# Spark Text Exercises
This notebook demonstrates Exercises 1-6. See `spark_text_lab.py` for a runnable script.

In [1]:
# Install requirements in your environment (run once)
# !pip install -r requirements.txt
import nltk
nltk.download('punkt')

[nltk_data] Downloading package punkt to
[nltk_data]     C:\Users\landm\AppData\Roaming\nltk_data...
[nltk_data]   Unzipping tokenizers\punkt.zip.


True

In [None]:
# RDD word count example (Exercise 1)
from pyspark.sql import SparkSession
spark = SparkSession.builder.master('local[*]').appName('SparkTextLabNotebook').getOrCreate()
from spark_text_lab import rdd_word_counts, compare_stopwords
counts = rdd_word_counts(spark, 'sample_corpus.txt')
total, top_before, top_after, filtered = compare_stopwords(counts)
print('Top before:', top_before)
print('Top after:', top_after)

In [None]:
# DataFrame examples (Exercise 2)
from spark_text_lab import df_from_counts, weighted_avg_word_length, ten_longest, filter_count_ge
df, total_count = df_from_counts(spark, counts)
print('Weighted avg length:', weighted_avg_word_length(df, total_count))
print('10 longest:', ten_longest(df))
filtered_df, share = filter_count_ge(df, 2)
print('Share for count>=2:', share)

## MongoDB example (Exercise 3)
Update `MONGO_URI` below to your MongoDB connection string.
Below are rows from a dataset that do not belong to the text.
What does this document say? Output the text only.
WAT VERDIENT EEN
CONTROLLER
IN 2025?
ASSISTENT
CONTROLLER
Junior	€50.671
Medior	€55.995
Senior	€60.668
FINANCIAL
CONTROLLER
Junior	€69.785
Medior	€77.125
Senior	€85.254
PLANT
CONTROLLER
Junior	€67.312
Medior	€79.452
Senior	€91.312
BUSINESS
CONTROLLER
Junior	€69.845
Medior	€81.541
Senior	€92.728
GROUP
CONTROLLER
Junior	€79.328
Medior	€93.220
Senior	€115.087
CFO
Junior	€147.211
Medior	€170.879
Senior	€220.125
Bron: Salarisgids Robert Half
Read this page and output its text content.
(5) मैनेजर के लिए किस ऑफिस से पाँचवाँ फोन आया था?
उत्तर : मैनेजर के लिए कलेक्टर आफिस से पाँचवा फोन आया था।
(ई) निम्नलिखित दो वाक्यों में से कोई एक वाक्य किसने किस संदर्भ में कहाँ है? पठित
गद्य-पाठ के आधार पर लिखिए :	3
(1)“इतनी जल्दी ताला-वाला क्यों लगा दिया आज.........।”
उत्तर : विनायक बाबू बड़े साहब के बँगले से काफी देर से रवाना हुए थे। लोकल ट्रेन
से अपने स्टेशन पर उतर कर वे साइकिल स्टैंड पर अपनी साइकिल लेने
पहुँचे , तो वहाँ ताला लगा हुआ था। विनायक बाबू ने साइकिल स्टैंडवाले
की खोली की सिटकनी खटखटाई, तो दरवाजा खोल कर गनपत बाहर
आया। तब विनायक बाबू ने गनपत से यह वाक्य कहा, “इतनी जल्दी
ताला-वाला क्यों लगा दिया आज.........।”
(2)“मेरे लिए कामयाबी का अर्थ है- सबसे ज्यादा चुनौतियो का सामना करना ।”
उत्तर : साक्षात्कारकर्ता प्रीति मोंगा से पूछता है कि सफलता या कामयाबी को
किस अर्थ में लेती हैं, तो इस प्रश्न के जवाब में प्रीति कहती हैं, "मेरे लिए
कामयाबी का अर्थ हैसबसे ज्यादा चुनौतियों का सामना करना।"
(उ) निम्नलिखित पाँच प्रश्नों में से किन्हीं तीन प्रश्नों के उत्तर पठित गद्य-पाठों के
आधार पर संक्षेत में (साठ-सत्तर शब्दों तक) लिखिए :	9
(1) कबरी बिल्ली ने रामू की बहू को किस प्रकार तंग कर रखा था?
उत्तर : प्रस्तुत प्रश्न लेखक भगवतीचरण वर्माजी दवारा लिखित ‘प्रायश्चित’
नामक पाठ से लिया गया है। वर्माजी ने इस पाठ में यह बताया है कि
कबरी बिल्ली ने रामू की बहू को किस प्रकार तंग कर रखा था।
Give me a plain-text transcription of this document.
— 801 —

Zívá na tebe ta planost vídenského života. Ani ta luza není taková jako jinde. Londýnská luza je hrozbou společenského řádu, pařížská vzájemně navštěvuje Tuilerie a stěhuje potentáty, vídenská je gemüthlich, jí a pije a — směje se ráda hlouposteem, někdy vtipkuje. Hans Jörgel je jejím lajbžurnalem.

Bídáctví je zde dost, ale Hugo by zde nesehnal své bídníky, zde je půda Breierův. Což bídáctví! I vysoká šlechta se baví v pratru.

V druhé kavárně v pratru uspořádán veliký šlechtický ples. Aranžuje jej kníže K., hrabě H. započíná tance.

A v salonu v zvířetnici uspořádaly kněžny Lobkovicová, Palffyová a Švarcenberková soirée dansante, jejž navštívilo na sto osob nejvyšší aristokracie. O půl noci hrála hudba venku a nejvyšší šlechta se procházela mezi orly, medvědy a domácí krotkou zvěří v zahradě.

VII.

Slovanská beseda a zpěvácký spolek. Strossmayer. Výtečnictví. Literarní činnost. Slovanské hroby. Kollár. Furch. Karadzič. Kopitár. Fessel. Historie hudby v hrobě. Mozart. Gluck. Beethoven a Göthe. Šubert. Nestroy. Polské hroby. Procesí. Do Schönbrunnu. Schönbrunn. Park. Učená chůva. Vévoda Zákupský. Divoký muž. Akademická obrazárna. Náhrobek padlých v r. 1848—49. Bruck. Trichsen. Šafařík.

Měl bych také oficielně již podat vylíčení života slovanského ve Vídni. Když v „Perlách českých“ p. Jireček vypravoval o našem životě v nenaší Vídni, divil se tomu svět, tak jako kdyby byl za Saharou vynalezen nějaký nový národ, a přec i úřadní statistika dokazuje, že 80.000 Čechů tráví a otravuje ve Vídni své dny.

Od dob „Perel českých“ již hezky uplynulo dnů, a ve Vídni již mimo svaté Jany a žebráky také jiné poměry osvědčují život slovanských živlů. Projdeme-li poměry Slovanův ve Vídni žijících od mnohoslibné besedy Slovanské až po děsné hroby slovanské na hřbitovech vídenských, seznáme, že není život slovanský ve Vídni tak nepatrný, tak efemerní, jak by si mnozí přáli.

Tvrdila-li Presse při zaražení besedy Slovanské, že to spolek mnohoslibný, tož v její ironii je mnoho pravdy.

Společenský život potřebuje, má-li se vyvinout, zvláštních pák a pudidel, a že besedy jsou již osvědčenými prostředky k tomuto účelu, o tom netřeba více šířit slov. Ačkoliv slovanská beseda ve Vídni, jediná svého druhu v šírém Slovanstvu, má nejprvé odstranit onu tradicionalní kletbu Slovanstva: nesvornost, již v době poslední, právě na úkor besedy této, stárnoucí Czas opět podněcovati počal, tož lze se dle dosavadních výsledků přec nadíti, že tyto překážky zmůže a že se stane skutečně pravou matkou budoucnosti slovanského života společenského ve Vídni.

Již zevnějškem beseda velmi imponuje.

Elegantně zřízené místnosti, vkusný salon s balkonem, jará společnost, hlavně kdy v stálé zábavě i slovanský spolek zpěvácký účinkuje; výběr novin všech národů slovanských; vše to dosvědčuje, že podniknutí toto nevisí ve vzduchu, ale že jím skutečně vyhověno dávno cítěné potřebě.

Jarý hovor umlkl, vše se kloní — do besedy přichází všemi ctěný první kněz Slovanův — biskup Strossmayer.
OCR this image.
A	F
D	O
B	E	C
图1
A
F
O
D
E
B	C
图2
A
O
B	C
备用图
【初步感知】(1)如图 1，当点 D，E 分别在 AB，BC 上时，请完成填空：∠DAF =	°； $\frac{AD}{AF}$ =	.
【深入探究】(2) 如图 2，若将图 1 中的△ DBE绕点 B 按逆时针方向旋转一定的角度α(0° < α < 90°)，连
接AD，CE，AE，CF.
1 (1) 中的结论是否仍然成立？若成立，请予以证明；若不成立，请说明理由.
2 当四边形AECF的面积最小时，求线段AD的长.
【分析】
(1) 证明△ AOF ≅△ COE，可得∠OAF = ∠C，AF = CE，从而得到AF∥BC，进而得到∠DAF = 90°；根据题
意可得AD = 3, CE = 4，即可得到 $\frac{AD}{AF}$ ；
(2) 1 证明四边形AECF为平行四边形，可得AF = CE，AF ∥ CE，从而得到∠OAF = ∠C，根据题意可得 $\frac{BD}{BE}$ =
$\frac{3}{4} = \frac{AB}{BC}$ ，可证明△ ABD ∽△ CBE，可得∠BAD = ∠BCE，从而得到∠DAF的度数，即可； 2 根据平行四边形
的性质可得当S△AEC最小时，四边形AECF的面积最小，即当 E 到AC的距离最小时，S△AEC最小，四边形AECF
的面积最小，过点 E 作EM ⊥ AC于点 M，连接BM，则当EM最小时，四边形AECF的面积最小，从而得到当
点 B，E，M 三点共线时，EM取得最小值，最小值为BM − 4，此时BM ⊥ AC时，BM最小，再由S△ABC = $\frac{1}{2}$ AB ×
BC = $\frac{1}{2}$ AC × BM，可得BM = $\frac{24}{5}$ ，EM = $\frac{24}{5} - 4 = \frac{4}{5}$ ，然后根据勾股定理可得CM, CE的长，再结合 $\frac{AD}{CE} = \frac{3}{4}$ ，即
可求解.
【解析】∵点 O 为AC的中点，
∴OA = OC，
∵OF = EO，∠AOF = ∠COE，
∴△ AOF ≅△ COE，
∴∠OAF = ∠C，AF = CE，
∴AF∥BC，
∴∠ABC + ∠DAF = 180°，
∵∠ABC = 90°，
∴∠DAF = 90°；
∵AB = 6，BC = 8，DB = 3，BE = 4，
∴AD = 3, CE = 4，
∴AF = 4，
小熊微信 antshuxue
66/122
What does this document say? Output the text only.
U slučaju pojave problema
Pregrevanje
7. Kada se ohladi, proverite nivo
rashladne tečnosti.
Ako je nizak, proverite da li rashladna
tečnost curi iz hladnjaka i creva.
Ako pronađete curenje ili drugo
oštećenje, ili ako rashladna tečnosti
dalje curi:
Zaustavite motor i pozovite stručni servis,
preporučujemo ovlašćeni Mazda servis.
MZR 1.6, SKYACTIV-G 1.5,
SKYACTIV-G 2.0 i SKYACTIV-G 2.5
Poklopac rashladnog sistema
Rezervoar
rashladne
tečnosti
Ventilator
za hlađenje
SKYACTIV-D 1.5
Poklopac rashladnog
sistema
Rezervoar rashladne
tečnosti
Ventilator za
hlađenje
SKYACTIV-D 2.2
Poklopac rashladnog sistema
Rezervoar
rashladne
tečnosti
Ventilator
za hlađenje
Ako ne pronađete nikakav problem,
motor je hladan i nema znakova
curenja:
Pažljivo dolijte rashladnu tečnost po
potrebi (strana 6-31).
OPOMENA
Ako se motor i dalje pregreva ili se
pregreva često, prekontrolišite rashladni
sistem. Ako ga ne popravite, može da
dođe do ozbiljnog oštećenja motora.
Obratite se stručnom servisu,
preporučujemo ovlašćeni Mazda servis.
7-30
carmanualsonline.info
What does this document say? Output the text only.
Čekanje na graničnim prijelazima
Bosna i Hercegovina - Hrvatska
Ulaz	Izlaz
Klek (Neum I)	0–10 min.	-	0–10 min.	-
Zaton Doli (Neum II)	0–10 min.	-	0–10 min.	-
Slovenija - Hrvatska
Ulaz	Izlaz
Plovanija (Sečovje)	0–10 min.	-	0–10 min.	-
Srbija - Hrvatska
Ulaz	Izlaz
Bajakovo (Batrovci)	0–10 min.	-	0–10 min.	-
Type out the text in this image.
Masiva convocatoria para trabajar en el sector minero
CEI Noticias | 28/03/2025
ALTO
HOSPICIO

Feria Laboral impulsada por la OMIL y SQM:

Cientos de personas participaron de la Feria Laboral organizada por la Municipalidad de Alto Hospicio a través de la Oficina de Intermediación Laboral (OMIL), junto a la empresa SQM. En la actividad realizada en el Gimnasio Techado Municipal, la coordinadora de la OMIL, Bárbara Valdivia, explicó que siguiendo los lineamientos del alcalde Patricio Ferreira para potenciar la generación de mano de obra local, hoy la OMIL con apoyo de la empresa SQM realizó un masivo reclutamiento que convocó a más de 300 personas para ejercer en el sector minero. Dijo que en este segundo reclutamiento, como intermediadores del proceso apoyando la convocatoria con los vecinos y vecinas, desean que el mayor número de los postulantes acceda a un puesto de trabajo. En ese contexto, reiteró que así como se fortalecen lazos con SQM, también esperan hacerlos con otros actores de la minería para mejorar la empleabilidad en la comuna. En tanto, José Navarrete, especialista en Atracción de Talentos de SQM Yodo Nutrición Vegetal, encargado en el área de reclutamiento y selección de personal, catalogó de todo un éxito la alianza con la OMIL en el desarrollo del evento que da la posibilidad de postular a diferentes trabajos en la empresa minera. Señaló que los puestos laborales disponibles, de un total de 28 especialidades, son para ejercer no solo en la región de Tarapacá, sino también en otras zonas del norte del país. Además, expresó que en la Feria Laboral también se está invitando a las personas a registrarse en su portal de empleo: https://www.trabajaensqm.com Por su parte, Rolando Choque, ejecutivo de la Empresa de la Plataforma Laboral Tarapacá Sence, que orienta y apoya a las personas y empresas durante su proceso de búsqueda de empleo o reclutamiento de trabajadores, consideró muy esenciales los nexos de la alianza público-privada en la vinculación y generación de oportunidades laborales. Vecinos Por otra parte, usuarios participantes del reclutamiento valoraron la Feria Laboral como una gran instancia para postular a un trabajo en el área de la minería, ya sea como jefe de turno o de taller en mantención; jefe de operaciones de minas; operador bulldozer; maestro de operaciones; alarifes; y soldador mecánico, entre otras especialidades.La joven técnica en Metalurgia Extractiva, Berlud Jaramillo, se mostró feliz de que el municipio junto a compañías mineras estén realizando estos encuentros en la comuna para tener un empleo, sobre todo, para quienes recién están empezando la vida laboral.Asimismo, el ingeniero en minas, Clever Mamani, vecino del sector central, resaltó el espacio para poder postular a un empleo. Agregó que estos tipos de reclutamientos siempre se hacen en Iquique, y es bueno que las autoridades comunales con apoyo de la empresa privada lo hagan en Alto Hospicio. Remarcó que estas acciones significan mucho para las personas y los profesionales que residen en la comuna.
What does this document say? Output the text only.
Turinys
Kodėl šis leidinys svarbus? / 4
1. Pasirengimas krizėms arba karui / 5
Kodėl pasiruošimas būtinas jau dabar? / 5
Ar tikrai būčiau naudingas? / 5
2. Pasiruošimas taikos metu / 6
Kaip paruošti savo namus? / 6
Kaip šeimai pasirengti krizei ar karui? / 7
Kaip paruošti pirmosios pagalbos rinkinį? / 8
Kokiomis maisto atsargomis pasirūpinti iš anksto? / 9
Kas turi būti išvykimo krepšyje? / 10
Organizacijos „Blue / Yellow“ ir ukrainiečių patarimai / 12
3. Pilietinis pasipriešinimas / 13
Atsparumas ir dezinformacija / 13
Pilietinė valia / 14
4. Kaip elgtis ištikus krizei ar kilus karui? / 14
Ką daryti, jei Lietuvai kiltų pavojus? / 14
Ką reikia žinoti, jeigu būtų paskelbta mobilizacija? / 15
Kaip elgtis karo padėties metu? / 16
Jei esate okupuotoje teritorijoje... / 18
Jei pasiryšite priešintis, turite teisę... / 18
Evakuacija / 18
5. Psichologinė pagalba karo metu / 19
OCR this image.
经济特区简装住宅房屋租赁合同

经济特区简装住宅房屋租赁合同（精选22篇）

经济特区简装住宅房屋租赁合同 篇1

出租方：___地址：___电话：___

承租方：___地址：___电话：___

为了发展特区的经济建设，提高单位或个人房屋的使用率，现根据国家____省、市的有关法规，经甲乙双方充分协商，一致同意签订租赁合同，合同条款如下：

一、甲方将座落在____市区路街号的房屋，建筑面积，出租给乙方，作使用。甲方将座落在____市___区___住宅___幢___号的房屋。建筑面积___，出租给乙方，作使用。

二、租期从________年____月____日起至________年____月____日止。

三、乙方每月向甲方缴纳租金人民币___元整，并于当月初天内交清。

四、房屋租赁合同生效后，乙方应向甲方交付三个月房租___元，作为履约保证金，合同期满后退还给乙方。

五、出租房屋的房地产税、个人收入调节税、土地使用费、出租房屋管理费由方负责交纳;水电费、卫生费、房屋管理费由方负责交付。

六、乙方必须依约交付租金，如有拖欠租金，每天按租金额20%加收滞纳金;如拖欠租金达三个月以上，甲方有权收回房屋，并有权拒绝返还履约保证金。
The cell shows insertion and a sample query.

In [None]:
MONGO_URI = 'mongodb://localhost:27017'  # update as needed
from spark_text_lab import mongo_store_counts, query_mongo_by_length
# Uncomment to run if MongoDB is available
# coll = mongo_store_counts(counts, MONGO_URI)
# print('Inserted to:', coll.full_name)
# print('Words length>=7:', query_mongo_by_length(MONGO_URI, 7)[:20])

In [None]:
# Bigrams (Exercise 4)
from spark_text_lab import top_bigrams
print('Top bigrams:', top_bigrams(spark, 'sample_corpus.txt', 20))

In [None]:
# TF-IDF (Exercise 5)
from spark_text_lab import compute_tfidf
res = compute_tfidf(spark, 'sample_corpus.txt')
res.show(3, truncate=False)

In [None]:
# Per-file and global counts (Exercise 6)
# Use a folder path containing text files, e.g., './texts'
# per_file, global_counts_rdd = per_file_and_global_counts(spark, './texts')
# print('Per-file sample:', per_file[:2])
# print('Global top:', global_counts_rdd.takeOrdered(20, key=lambda x:-x[1]))